Current (1.<=5) Go only inlines when it can inline entire call trees all the way to the leaves; it cannot, for example, inline a simple function Small that wraps a much larger function Huge, because Huge is not eligible for inlining and thus all callers of Huge are not eligible for inlining. The current total-inlining policies mean that Go programs never observe the call sites at which the inlining occurs, and thus are never presented with the dilemma that there can be a stack of "callers" corresponding to a single return PC.
If we allow more flexible inlining, and if A calls B, B calls runtime.Callers(1, pcslice) and B is inlined into A, the "return pc" for Callers (pcslice) will be an address within A (according to nm) and there will be no return PC identifying B or the file of B or the line number within B.
And unfortunately, this return PC = single caller identity is exposed in an interface -- a "return pc" is a uintptr. We could in theory hack on that integer to embed inline depth information in some unused bits, but in practice that is likely to break some code.
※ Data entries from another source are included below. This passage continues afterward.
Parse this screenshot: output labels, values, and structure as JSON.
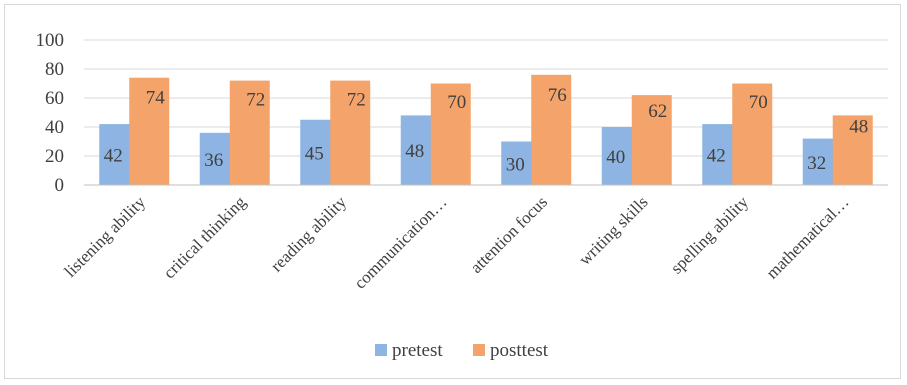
{
  "chart_data": {
    "type": "bar",
    "categories": [
      "listening ability",
      "critical thinking",
      "reading ability",
      "communication…",
      "attention focus",
      "writing skills",
      "spelling ability",
      "mathematical…"
    ],
    "series": [
      {
        "name": "pretest",
        "color": "#8db4e2",
        "values": [
          42,
          36,
          45,
          48,
          30,
          40,
          42,
          32
        ]
      },
      {
        "name": "posttest",
        "color": "#f4a46a",
        "values": [
          74,
          72,
          72,
          70,
          76,
          62,
          70,
          48
        ]
      }
    ],
    "yticks": [
      "0",
      "20",
      "40",
      "60",
      "80",
      "100"
    ],
    "ylim": [
      0,
      100
    ],
    "grid": true,
    "legend_position": "bottom"
  }
}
So, if we intend to improve inlining in the future, we need to do something about this. The options I see (and I may be myopic, other options are welcome) include:
(a) simply ignore intermediate callers. In the example, the caller of Callers will be A, and any mention of B is lost. It's a systems programming language, optimizers do this stuff all the time in other languages and you love it when they do, put on your grown-up pants and deal with it.
And it will prepare people for tail-call elimination.
And it will discourage them from thinking that they can use this for implementing Java-style caller-sensitive security, which is slow, yet difficult to reason about and hard to maintain. Seriously, this has been a source of numerous security holes in Java, in JDK 8 they simplified it as much as possible to reduce their risk (see e.g. http://openjdk.java.net/jeps/176 and https://bugs.openjdk.java.net/browse/JDK-8046166 ).
cons: people might already critically rely on exact stack traces.
(b) hack on the encoding of the return PC to embed an index. I'd propose to grab the upper 2-3 bits on an Intel box or the lower 2 bits on a RISC architecture (this imposes an obvious restriction on inline depth, and I assume that I can grab these bits even on a 32-bit machine), and have the counter indicate the inline depth, thus the 00 case will match what is seen in the nm output (in the above example, "A") and the 01 case corresponds to B. The symbol table information for "A" will need to provide the inlining depth at this site. In the example above, if it is IA32 and the raw RPC is 0x01234567, then the caller of Callers (B) is return PC 0x41234567 and B's caller ("A") is return PC 0x01234567. On a RISC, raw PC 0x03217654 is the same as the RPC for "A" and 0x03217655 is the RPC for "B" (called by A).
pros: no change to interface, we never promised that "returnpc" was good for anything, did we?
cons: people thought we promised "returnpc" was a real live returnpc, and acted accordingly.
Fails to adequately discourage Java-style caller-sensitive security.
Also fails to prepare people for tail-call elimination.
(c) = (a) + extend the interface with a more generalized notion of program counter. Most old code will continue to sort-of work without change and no risk of gigantic surprise (e.g., illegal address dereference from believing that an option-b PC was a real address), new code will use the improved interface.
Note that there's nothing novel about abstracting on the "return PC" to get something that allows you to talk precisely about backtraces in the presence of inlining -- Java implementations have been doing this for more than 15 years.